My son was of course very interested. Being a three and an almost half year old apprentice doctor with a very unsterile toy doctor's kit, he was keen to get in on the action.
So we left it there. Our little dude told us that we should buy a doctor's kit for the other fish so they could look after the sick fish. Too cute.
While we were at home, we mentioned the sick fish to my Mum. Well to be accurate, I told her that the silver fish was looking a little worse for wear, and we thought it was dying. Mum was astounded. I couldn't figure out why. I told her we didn't know what to do with it, should we have removed it? We didn't know. We're no fish doctors. She was astounded that I had left a silverfish in the tank at all. Mum was confused with the fat critters that I am breeding in my linen cupboard - supersized silverfish - the insects, not the fish.
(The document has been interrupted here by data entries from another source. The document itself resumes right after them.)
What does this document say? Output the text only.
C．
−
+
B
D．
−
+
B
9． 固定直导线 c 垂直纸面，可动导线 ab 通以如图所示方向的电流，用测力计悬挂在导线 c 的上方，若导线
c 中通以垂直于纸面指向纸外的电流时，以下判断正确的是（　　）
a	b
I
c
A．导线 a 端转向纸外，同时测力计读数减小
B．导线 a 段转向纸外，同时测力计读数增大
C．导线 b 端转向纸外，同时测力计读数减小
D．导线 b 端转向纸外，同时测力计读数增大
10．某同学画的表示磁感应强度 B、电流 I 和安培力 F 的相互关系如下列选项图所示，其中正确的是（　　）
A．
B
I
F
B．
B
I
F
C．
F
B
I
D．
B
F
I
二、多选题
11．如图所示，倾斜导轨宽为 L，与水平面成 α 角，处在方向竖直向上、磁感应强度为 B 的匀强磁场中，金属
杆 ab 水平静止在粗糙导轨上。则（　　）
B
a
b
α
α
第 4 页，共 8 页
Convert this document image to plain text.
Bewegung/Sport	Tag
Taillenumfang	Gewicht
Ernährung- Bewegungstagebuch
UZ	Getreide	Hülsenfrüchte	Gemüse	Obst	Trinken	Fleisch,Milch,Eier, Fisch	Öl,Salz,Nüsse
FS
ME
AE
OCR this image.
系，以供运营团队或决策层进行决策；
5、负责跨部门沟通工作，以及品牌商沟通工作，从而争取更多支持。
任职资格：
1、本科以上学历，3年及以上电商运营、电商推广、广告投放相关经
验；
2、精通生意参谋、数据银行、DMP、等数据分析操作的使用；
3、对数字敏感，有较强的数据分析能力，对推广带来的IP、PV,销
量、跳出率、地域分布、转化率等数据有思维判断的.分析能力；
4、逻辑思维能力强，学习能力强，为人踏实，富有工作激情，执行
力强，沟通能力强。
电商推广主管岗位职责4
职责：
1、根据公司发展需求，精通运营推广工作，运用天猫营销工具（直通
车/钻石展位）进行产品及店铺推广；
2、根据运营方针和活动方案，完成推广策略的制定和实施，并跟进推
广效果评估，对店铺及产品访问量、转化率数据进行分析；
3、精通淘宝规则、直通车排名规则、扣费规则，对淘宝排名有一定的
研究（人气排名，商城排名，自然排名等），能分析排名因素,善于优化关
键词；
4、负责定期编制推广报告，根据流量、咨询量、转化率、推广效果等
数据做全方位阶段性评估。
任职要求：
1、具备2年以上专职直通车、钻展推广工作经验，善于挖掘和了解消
Anyway - I will get to the crux of the story.
We arrived home, and I was expecting to greet a very dead fish. I searched the tank. Nothing. Just three healthy, functioning swimming fish. No silver fish doing backstroke.
I asked my mother in law if she'd removed it, and she hadn't... No one else has been here in our absence.
So now it's a case of the missing silverfish. It's not in the tank. I've looked everywhere. Where can a half-dead silver fish go? Are goldfish cannibals?
And now my son keeps asking where the fish is (how do you explain death when there's no lifeless body to show??). He then told us that we should get another dying fish so that it can die too. And the poor little dude meant it too.
PS - Totally unrelated shot of the evening sky taken while we were away. I didn't really think you'd want a shot of our goldfish. Particularly not while the forensics are searching for the missing fish-member.
* Boom-toss - initially my son's word it means to throw something out, or jump on it - now firmly part of our family vernacular.